Sound familiar? Firms use 'pre-packs' to dump £3.8bn pension liabilities

Companies are using an insolvency practice to offload £3.8 billion of pension liabilities, with many schemes falling on the pension lifeboat fund as part of a sale to the firm’s directors.

An investigation by the Financial Times found 17% of the 868 schemes managed by lifeboat scheme the Pension Protection Fund (PPF) were the result of a so-called ’pre-pack’ administration.

The FT found that two in three pre-pack schemes entering the PPF involved sales to existing owners or directors.

A number of companies that had used pre-pack administration were still in business. The FT name turkey producer Bernard Matthews, the bed company Silentnight and the textile group Bonas among those trading firms that had used pre-packs.

Frank Field MP, chair of the work and pensions committee, said the findings raised: ‘real concerns about whether adequate protections are in place to prevent schemes being dumped on the PPF, at cost to pensioners and levy-payers… We intend to pursue these issues further as part of our ongoing work on DB pensions.’

However, the PPF said there was no serious problem with the use of pre-packs and said three of the examples the FT had used had been part of restructuring arrangements agreed by the Pensions Regulator.

Sound familiar?

This may sound familiar to advisers who are inflicted by the phenomenon of phoenix firms, a legal practice whereby liabilities for complaints fall on the compensation scheme of last resort, the Financial Services Compensation Scheme (FSCS), as directors set up new advice firms.

Indeed, New Model Adviser® revealed last year that the directors of a firm declared in default by the FSCS had used a pre-pack administration to buy the assets of the collapsed firm and continue trading as an advice firm.

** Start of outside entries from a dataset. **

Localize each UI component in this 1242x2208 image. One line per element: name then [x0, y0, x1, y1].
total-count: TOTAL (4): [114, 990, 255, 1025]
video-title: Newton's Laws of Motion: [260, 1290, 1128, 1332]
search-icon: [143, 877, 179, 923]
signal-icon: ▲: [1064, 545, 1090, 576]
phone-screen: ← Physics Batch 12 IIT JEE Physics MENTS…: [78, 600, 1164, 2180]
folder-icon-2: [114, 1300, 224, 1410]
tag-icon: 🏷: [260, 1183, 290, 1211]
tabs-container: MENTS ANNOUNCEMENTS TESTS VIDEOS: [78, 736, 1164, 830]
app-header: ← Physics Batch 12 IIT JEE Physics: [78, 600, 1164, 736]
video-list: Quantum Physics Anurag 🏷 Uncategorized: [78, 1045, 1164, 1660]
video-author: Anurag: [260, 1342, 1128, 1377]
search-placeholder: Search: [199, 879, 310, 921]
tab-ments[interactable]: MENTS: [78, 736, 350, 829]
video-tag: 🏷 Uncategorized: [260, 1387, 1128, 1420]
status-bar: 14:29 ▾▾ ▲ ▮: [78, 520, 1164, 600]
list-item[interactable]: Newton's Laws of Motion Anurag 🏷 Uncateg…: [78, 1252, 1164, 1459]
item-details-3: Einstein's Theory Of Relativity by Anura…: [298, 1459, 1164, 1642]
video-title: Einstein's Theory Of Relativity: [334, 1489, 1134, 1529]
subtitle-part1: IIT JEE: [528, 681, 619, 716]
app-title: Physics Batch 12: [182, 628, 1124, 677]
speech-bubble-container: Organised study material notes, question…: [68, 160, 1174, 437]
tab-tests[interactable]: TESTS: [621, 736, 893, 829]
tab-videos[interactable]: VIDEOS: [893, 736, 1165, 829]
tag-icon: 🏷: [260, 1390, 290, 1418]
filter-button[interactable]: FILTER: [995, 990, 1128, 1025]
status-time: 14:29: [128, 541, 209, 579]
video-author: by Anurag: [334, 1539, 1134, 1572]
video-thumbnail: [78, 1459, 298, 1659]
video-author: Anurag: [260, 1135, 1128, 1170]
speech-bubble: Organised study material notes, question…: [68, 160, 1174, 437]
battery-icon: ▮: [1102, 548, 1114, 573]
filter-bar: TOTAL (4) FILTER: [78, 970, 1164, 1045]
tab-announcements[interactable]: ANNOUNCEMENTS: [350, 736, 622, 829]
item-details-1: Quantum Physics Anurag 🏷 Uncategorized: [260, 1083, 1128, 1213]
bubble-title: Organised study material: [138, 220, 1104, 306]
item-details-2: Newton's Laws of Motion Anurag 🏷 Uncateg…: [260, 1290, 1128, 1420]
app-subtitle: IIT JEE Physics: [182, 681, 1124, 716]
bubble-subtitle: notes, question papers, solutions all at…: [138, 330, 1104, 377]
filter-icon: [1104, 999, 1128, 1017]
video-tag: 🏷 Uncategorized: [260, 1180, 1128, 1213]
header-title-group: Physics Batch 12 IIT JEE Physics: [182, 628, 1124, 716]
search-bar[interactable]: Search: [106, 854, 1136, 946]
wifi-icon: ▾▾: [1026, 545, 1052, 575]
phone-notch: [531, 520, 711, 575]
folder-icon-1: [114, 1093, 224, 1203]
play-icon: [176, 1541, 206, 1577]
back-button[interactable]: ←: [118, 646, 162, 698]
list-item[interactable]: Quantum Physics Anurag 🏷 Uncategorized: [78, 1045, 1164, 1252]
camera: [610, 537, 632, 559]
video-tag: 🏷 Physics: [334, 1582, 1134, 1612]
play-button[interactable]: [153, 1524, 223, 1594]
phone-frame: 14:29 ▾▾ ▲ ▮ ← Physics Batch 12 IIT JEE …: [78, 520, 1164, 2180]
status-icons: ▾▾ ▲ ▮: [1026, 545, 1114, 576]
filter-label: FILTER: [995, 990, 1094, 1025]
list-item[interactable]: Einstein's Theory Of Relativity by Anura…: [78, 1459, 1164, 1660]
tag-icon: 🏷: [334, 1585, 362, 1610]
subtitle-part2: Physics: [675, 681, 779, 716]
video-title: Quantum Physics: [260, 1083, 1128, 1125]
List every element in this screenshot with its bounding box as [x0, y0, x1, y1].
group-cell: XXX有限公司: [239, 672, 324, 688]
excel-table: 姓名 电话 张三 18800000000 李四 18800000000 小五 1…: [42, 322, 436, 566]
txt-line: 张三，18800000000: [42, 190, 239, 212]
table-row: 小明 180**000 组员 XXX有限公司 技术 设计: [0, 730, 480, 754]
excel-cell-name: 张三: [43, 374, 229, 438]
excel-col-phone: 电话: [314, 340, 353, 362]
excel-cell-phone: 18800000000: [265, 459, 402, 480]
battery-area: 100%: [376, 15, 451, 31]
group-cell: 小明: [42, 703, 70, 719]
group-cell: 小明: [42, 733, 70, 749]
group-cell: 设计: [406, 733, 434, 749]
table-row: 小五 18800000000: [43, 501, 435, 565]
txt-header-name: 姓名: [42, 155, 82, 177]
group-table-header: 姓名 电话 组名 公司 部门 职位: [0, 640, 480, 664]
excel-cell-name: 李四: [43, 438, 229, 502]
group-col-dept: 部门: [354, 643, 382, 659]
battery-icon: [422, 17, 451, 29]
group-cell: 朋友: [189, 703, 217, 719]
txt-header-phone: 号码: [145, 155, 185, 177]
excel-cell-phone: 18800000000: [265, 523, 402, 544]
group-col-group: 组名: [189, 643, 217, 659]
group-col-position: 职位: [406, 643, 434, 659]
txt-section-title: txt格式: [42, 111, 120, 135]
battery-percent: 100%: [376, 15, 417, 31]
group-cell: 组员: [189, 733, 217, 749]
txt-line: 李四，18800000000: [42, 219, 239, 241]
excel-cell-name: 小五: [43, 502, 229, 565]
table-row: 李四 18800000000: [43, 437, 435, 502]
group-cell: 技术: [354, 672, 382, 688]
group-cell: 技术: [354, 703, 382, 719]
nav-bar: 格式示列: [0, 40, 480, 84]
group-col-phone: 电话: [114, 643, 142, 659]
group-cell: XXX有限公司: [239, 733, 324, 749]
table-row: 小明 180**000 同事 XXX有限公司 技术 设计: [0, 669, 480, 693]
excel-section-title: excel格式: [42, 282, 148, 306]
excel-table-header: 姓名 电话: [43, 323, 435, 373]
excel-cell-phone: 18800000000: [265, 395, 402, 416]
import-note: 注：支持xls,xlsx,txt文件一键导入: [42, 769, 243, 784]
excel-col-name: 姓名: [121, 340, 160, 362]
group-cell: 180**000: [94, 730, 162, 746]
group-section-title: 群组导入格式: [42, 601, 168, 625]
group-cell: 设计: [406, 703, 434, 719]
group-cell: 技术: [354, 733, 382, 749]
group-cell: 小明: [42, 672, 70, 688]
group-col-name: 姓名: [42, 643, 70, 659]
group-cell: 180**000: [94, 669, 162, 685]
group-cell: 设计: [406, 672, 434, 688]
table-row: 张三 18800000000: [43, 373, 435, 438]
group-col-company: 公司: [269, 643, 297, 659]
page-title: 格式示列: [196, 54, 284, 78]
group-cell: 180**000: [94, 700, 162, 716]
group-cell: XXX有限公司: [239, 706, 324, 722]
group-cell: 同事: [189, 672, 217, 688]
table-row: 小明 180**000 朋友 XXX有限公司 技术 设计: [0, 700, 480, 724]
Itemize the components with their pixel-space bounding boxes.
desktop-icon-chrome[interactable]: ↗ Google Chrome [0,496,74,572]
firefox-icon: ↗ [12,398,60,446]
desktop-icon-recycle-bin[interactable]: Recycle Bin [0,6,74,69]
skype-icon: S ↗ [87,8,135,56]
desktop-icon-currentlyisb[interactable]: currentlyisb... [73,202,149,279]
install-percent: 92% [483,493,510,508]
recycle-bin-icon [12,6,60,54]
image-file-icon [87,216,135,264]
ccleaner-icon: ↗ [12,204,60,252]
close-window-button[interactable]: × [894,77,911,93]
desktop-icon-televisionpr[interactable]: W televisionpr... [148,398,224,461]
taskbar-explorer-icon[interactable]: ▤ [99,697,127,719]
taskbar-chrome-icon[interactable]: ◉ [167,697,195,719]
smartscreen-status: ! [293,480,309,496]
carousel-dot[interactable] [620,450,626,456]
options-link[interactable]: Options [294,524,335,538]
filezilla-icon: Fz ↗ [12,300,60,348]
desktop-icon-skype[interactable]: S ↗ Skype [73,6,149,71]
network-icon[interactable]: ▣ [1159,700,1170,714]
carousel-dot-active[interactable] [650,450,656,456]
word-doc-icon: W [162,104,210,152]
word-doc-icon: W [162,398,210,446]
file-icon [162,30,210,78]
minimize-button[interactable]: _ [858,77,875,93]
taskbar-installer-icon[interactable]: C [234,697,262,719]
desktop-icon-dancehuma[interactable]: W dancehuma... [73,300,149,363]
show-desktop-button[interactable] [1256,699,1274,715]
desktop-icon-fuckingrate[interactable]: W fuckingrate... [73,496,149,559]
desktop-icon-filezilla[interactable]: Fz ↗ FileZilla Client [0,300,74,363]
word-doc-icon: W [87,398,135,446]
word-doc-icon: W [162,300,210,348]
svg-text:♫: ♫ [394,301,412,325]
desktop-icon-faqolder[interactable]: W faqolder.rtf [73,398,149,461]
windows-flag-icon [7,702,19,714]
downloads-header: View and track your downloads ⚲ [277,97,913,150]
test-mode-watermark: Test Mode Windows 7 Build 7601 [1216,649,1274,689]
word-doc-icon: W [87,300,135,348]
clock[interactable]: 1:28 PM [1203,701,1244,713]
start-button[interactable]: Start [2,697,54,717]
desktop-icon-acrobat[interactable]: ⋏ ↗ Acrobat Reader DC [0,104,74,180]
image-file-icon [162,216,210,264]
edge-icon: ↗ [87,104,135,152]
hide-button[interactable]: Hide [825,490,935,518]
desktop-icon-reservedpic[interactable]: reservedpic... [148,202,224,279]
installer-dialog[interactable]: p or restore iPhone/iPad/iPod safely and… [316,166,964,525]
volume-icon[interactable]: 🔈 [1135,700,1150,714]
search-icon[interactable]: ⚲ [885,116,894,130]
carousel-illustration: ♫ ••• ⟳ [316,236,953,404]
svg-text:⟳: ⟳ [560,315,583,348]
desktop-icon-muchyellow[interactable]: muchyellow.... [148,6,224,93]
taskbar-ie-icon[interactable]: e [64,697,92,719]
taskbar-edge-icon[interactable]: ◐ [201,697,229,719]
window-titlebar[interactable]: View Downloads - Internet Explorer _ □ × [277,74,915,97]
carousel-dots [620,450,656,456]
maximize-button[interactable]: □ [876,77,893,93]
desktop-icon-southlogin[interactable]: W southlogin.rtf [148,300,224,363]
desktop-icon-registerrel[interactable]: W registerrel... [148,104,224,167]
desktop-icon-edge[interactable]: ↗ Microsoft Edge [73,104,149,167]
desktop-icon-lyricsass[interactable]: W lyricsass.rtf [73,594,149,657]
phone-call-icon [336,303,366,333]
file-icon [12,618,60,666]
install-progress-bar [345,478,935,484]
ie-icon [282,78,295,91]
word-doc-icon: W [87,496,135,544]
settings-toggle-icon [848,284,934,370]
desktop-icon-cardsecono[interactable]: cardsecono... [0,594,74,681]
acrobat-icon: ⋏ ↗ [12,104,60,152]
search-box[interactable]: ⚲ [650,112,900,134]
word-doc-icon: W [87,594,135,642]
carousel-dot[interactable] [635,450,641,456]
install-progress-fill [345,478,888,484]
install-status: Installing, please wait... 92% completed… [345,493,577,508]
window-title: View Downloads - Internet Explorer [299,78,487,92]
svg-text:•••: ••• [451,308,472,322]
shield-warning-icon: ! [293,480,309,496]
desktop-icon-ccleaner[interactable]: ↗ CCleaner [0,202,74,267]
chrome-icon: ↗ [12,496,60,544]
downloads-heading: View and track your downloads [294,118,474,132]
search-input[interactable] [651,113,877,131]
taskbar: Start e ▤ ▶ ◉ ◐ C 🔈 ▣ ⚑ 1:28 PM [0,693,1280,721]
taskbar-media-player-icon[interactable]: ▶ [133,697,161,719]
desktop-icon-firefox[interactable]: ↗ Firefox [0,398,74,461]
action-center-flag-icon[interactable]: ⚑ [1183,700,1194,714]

Alderley Asset Management was declared in default by the FSCS last May 2015. Documents filed at Companies House indicate how the directors of the firm were able to buy the assets of Alderley Asset Management and continue trading under the name TPD Wealth Management.

A deal was agreed to sell the business to TPD Wealth Management, a company owned by two of the directors of Alderley Asset Management at the time it entered administration.

Companies House documents suggest the Financial Conduct Authority was at least aware of the process that was going on.